Tout mon développement personnel, mon travail introspectif entamé depuis plusieurs mois, tourne autour de ça : vivre le moment présent, et uniquement le moment présent, car c’est le seul moyen d’être en contact avec soi, d’être calme et serein. La peur, la rage, les remords, les rancœurs… ne sont que des vues de l’esprit hors du moment présent, focalisées sur le passé ou le futur. Etre dans le moment présent n’implique pas d’ignorer les autres temps. Mais craindre quelque chose qui n’est pas encore survenu, tout comme se lamenter sur un événement passé sont autant de moyens de fuir l’ici et maintenant. Et si des images viennent nous hanter, cela signifie que l’émotion, au moment où elle aurait dû être pleinement vécue, a été refoulée.
C’est un travail d’introspection difficile qui m’oblige à être faible. Je dois être moralement souple pour accepter toutes les sensations qui se présentent. Et passer rapidement de la joie à la tristesse. C’est même douloureux de devoir quitter vingt minutes son boulot pour prendre l’air et pleurer sur la dernière mauvaise nouvelle. Pénible de se rendre compte que ce que je peux vivre actuellement a autant de ramifications avec tout ce que je n’ai pas su gérer par le passé. Cela oblige à tout vivre plus fort, à accepter la tristesse de l’enfant bafoué, de l’ado secret et de l’adulte trahi que j’ai tour à tour été. Mais grâce à cette philosophie je vis également plus pleinement les petits bonheurs quotidiens, du temps passé avec des amis, faire des blagues pourries, des jeux en banlieue…

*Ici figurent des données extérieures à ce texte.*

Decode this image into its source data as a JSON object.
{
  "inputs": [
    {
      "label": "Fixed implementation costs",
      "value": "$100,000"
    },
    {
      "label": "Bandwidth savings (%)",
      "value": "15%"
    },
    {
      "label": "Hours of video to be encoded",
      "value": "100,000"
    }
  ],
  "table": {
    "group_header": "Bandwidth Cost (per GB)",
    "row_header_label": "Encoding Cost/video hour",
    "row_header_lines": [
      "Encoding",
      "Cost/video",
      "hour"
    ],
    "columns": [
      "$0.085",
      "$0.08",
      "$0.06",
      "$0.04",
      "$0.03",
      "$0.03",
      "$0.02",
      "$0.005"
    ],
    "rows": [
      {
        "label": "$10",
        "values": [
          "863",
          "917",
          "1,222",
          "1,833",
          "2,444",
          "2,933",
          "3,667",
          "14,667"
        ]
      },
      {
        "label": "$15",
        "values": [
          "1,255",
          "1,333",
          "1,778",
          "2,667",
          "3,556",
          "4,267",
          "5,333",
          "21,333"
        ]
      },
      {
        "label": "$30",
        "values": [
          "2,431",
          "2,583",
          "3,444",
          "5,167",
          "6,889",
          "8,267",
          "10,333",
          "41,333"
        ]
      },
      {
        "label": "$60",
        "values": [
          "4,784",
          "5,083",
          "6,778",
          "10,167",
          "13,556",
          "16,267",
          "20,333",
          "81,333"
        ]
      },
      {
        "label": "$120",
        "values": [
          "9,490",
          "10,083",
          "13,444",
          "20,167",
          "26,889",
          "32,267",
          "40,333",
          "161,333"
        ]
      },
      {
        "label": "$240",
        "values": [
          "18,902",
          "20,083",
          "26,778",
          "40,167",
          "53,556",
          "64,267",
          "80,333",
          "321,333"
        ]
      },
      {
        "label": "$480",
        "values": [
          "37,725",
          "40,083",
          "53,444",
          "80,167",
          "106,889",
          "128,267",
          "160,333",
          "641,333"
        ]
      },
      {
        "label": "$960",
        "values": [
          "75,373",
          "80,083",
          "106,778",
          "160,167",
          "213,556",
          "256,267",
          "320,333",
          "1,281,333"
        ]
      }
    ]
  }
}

A force d’être à l’écoute de moi-même, j’arrive à situer, physiquement et moralement, où il y a un problème, une tension. Car si la théorie paraît simple, la pratique est bien plus ardue. Vouloir se libérer des peurs est magnifique ; y parvenir une toute autre histoire. Je reste paralysé par l’angoisse de mal faire les choses, de me tromper ; profondément blessé par la crainte d’être une fois de plus abandonné. Et ce vide, ce vide immense en mon sein, trou sans air que je ne pensais pas trouver et qui en réalité régit une partie de ma vie. Cette fêlure si grande qu’elle rayonne malgré moi. Cette faille régulièrement alimentée par mes relations…
Mais alors que dois-je faire ? Quelle est l’action juste ? De quoi ai-je réellement envie ? Faut-il s’obstiner à rester ? Faut-il maintenir un lien si douloureux ? Faut-il une fois de plus prendre sur soi et avancer avec l’autre ? Ou au contraire le fuir et tenter le chemin seul ?
Questions qui ne peuvent trouver de réponse que dans le moment présent, en tentant de mettre de côté les rancœurs et les peurs.
Inspiration, expiration.
31/08/08 - 19:56
As-tu lu "Se Libérer Du Connu" de Krishnamurti?